Entah mengapa malam itu Aksyatra merasa sulit untuk tidur. Padahal ia sudah berusaha memejamkan matanya, namun tetap tidak bisa ia paksakan. Ia tetap terjaga sementara malam semakin larut. Mungkin karena dia terlalu gelisah, terus memikirkan siapa orang yang telah berkhianat pada kerajaan.
Akhirnya karena sudah bosan memaksakan diri, dia putuskan untuk membuka jendela kamarnya dan mencari udara segar. Dia lalu duduk tepat di samping jendela sementara matanya memandang ke pemandangan di bawah - halaman istana.

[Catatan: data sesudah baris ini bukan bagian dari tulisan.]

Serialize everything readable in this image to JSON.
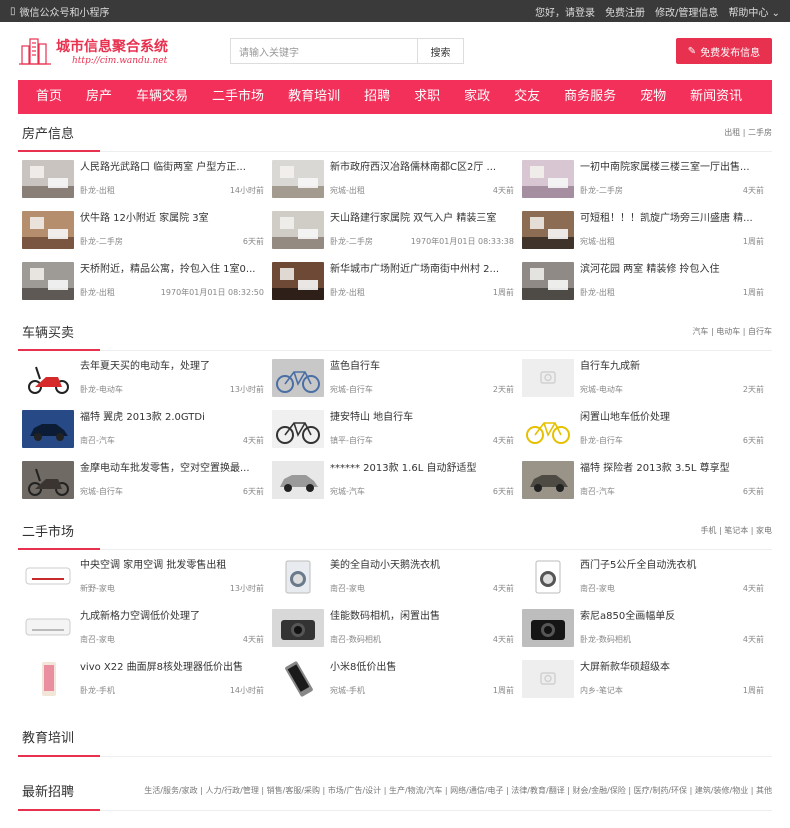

Lalu, dari atas sana dilihatnya halaman istana yang sepi, dan nampak hanya ada beberapa pengawal kerajaan yang mondar mandir menjalankan tugasnya. Mereka berjaga dari setiap sudut istana hingga ke jalur-jalur masuk istana. Memastikan kondisi keamanan istana tetap aman dari para penyusup yang bisa saja masuk.
Kemudian, udara berhembus dari arah Barat istana dan seketika terasa oleh kulitnya udara dingin malam itu. Karenanya matanya pun kian terasa segar tanpa rasa kantuk sedikitpun. Seolah udara malam itu sedang mengundangnya untuk pergi keluar dan bersenang-senang.

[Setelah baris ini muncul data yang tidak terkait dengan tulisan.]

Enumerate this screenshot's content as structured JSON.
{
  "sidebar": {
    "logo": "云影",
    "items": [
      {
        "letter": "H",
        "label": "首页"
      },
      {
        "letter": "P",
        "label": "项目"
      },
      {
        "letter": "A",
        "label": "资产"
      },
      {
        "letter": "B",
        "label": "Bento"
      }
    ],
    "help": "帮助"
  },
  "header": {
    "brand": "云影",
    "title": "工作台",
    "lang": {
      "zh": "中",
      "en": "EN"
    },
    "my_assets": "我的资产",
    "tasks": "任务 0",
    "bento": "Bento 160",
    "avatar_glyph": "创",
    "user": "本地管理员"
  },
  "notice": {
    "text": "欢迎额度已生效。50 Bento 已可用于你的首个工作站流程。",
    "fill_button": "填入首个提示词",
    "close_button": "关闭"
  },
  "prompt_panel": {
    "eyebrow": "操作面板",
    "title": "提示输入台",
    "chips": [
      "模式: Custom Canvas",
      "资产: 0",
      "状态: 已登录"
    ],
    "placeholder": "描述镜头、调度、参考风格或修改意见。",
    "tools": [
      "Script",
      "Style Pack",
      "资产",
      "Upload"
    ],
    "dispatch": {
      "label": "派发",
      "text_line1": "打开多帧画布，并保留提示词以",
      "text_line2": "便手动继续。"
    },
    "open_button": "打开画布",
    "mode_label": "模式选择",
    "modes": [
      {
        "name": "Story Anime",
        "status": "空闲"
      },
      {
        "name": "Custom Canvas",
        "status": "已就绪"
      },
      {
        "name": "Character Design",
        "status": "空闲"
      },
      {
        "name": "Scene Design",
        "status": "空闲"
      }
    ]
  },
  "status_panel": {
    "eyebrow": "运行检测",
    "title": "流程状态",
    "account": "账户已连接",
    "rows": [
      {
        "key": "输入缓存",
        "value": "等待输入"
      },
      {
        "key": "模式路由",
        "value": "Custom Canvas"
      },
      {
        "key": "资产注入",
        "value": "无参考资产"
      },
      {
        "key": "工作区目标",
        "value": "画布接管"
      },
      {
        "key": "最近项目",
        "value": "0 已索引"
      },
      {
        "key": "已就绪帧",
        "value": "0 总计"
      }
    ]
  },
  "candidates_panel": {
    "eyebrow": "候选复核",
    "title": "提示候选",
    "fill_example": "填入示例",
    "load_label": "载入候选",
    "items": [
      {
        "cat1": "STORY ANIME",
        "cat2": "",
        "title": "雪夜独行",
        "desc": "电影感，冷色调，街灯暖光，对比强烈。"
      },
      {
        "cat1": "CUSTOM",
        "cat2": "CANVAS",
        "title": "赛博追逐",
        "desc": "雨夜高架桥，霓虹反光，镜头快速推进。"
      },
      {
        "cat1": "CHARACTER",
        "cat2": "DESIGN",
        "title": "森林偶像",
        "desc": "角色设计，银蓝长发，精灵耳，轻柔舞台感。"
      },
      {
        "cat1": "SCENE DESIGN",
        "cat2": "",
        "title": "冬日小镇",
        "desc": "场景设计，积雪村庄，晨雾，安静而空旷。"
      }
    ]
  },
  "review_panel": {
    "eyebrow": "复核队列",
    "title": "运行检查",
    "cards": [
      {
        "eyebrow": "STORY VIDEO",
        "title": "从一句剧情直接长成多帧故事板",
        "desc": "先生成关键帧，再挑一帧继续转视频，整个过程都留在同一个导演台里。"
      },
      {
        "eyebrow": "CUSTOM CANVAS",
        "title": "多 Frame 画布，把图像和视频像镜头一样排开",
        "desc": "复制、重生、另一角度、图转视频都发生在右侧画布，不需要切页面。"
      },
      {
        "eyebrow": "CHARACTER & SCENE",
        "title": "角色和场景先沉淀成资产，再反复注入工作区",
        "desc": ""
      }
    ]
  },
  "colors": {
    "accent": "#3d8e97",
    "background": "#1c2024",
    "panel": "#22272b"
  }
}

Tanpa pikir panjang, Aksyatra pun mengikuti keinginan hatinya itu dan pergi keluar istana. Meskipun ia tidak tahu pasti apa yang ingin dilakukannya di luar larut-larut malam seperti itu. Pada akhirnya ia tahu bahwa dia hanya sedang ingin berjalan-jalan mengeliling sekitaran komplek istana.
Sambil menyapa beberapa pengawal istana yang sedang berjaga, Aksyatra berjalan menuju salah satu tempat yang menjadi tempat favoritnya di sana. Tempat itu adalah taman istana, tempat yang memiliki nilai historis dalam hidupnya.
Selain itu, taman itu juga sangat indah, ada banyak bunga tulip di sana. Tulip adalah bunga favorit mendiang ibunya. Dan salah satu alasannya itulah dia bisa bernostalgia mengenang masa kecilnya di sana. Oleh karenanya, tidak mengherankan mengapa dia menyukai tempat itu.
Setelah cukup lama berkeliling di sekitaran istana dan berakhir di taman bunga, tak sengaja pandangan Aksyatra menangkap sesuatu yang menarik perhatiannya. Dari kejauhan, Aksyatra melihat seorang pria sedang duduk sendirian di salah satu bangku taman. Dan melihat dari postur badan pria itu, sepertinya Aksyatra mengenalinya. Dan karena penasaran, Aksyatra pun berjalan mendekati pria itu yang duduk membelakanginya.
Saat pria itu menghadapkan wajahnya ke salah satu arah, nampaklah olehnya bahwa pria itu adalah Panglima Yusya. Dalam hatinya ia bertanya-tanya, sedang apa Panglima Yusya malam-malam begini di taman?
Lalu, nampak oleh Aksyatra wajah dari sang panglima itu khawatir. Entah apa yang dikhawatirkannya, Aksyatra pun tidak tahu. Hal itu membuatnya semakin penasaran dan akhirnya memutuskan untuk menghampiri sang panglima dan langsung menanyakan kabarnya.
"Aksyatra?!" Ucap Panglima Yusya yang terkejut dengan kehadiran Aksyatra yang muncul dari belakangnya.
"Apa yang sedang kau lakukan disini?" tanya Aksyatra pada Panglima Yusya.
"Aku juga punya pertanyaan yang sama untukmu." Balas Panglima Yusya tersenyum seolah menutupi wajah khawatirnya sebelumnya.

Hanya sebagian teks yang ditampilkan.